[PATCH 1/4] aarch64: Add vector implementations of cos routines

Tue Jun 13 19:56:58 GMT 2023

On 08/06/23 10:39, Joe Ramsay via Libc-alpha wrote:
> Replace the loop-over-scalar placeholder routines with optimised
> implementations from Arm Optimized Routines (AOR).
> 
> Also add some headers containing utilities for aarch64 libmvec
> routines, and update libm-test-ulps.
> 
> AOR exposes a config option, WANT_SIMD_EXCEPT, to enable
> selective masking (and later fixing up) of invalid lanes, in
> order to trigger fp exceptions correctly (AdvSIMD only). This is
> tested and maintained in AOR, however it is configured off at
> source level here for performance reasons.
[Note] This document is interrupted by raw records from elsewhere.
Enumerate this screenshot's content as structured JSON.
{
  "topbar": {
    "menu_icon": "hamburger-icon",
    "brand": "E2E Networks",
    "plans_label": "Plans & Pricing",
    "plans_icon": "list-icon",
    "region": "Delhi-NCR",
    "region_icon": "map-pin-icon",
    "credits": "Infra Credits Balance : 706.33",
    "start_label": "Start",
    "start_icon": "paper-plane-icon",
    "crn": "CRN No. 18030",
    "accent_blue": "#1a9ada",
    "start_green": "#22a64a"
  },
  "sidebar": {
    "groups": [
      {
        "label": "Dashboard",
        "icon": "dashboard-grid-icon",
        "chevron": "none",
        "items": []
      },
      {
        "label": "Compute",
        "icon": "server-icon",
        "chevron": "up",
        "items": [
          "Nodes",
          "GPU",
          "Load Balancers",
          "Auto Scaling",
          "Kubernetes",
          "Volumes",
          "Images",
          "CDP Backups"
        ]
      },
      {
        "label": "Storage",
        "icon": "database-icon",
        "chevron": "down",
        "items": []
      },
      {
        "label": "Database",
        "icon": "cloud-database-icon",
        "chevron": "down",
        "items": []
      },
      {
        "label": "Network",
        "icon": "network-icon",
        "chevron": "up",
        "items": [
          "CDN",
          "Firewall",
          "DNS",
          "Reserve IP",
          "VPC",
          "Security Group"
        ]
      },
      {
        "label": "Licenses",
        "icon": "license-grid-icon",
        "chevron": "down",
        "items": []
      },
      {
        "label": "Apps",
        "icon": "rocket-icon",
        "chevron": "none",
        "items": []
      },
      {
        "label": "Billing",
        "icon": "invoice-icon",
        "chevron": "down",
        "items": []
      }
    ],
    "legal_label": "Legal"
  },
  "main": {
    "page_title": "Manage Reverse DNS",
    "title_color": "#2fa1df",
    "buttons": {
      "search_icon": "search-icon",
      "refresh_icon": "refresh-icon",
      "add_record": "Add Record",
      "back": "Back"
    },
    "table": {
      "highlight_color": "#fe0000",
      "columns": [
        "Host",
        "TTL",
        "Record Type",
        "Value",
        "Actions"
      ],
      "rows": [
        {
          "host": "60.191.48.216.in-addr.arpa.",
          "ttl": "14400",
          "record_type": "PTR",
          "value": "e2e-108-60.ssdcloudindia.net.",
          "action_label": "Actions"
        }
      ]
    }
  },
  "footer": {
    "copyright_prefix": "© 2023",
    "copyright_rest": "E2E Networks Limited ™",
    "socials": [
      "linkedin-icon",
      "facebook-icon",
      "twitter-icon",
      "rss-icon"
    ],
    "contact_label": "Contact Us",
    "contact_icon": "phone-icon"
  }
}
We keep the
> WANT_SIMD_EXCEPT blocks in routine sources to greatly simplify
> the upstreaming process from AOR to glibc.
> ---
>  sysdeps/aarch64/fpu/cos_advsimd.c             |  81 ++++++-
>  sysdeps/aarch64/fpu/cos_sve.c                 |  73 ++++++-
>  sysdeps/aarch64/fpu/cosf_advsimd.c            |  76 ++++++-
>  sysdeps/aarch64/fpu/cosf_sve.c                |  70 ++++++-
>  sysdeps/aarch64/fpu/sv_math.h                 | 141 +++++++++++++
>  sysdeps/aarch64/fpu/sve_utils.h               |  55 -----
>  sysdeps/aarch64/fpu/v_math.h                  | 197 ++++++++++++++++++
>  .../fpu/{advsimd_utils.h => vecmath_config.h} |  30 ++-
>  sysdeps/aarch64/libm-test-ulps                |   2 +-
>  9 files changed, 629 insertions(+), 96 deletions(-)
>  create mode 100644 sysdeps/aarch64/fpu/sv_math.h
>  delete mode 100644 sysdeps/aarch64/fpu/sve_utils.h
>  create mode 100644 sysdeps/aarch64/fpu/v_math.h
>  rename sysdeps/aarch64/fpu/{advsimd_utils.h => vecmath_config.h} (57%)
> 
> diff --git a/sysdeps/aarch64/fpu/cos_advsimd.c b/sysdeps/aarch64/fpu/cos_advsimd.c
> index 40831e6b0d..1f7a7023f5 100644
> --- a/sysdeps/aarch64/fpu/cos_advsimd.c
> +++ b/sysdeps/aarch64/fpu/cos_advsimd.c
> @@ -17,13 +17,82 @@
>     License along with the GNU C Library; if not, see
>     <https://www.gnu.org/licenses/>.  */
>  
> -#include <math.h>
> +#include "v_math.h"
>  
> -#include "advsimd_utils.h"
> +static const volatile struct
> +{
> +  float64x2_t poly[7];
> +  float64x2_t range_val, shift, inv_pi, half_pi, pi_1, pi_2, pi_3;
> +} data = {
> +  /* Worst-case error is 3.3 ulp in [-pi/2, pi/2].  */
> +  .poly = { V2 (-0x1.555555555547bp-3), V2 (0x1.1111111108a4dp-7),
> +	    V2 (-0x1.a01a019936f27p-13), V2 (0x1.71de37a97d93ep-19),
> +	    V2 (-0x1.ae633919987c6p-26), V2 (0x1.60e277ae07cecp-33),
> +	    V2 (-0x1.9e9540300a1p-41) },
> +  .inv_pi = V2 (0x1.45f306dc9c883p-2),
> +  .half_pi = V2 (0x1.921fb54442d18p+0),
> +  .pi_1 = V2 (0x1.921fb54442d18p+1),
> +  .pi_2 = V2 (0x1.1a62633145c06p-53),
> +  .pi_3 = V2 (0x1.c1cd129024e09p-106),
> +  .shift = V2 (0x1.8p52),
> +  .range_val = V2 (0x1p23)
> +};
> +
> +#define C(i) data.poly[i]
> +
> +static float64x2_t VPCS_ATTR NOINLINE

Why does it need NOINLINE here?  Are you trying to optimize for code size?
With stack protector I do see a small code size increase which does not 
happen without stack protector.

Otherwise, I don't think you will get much regarding code reorganization.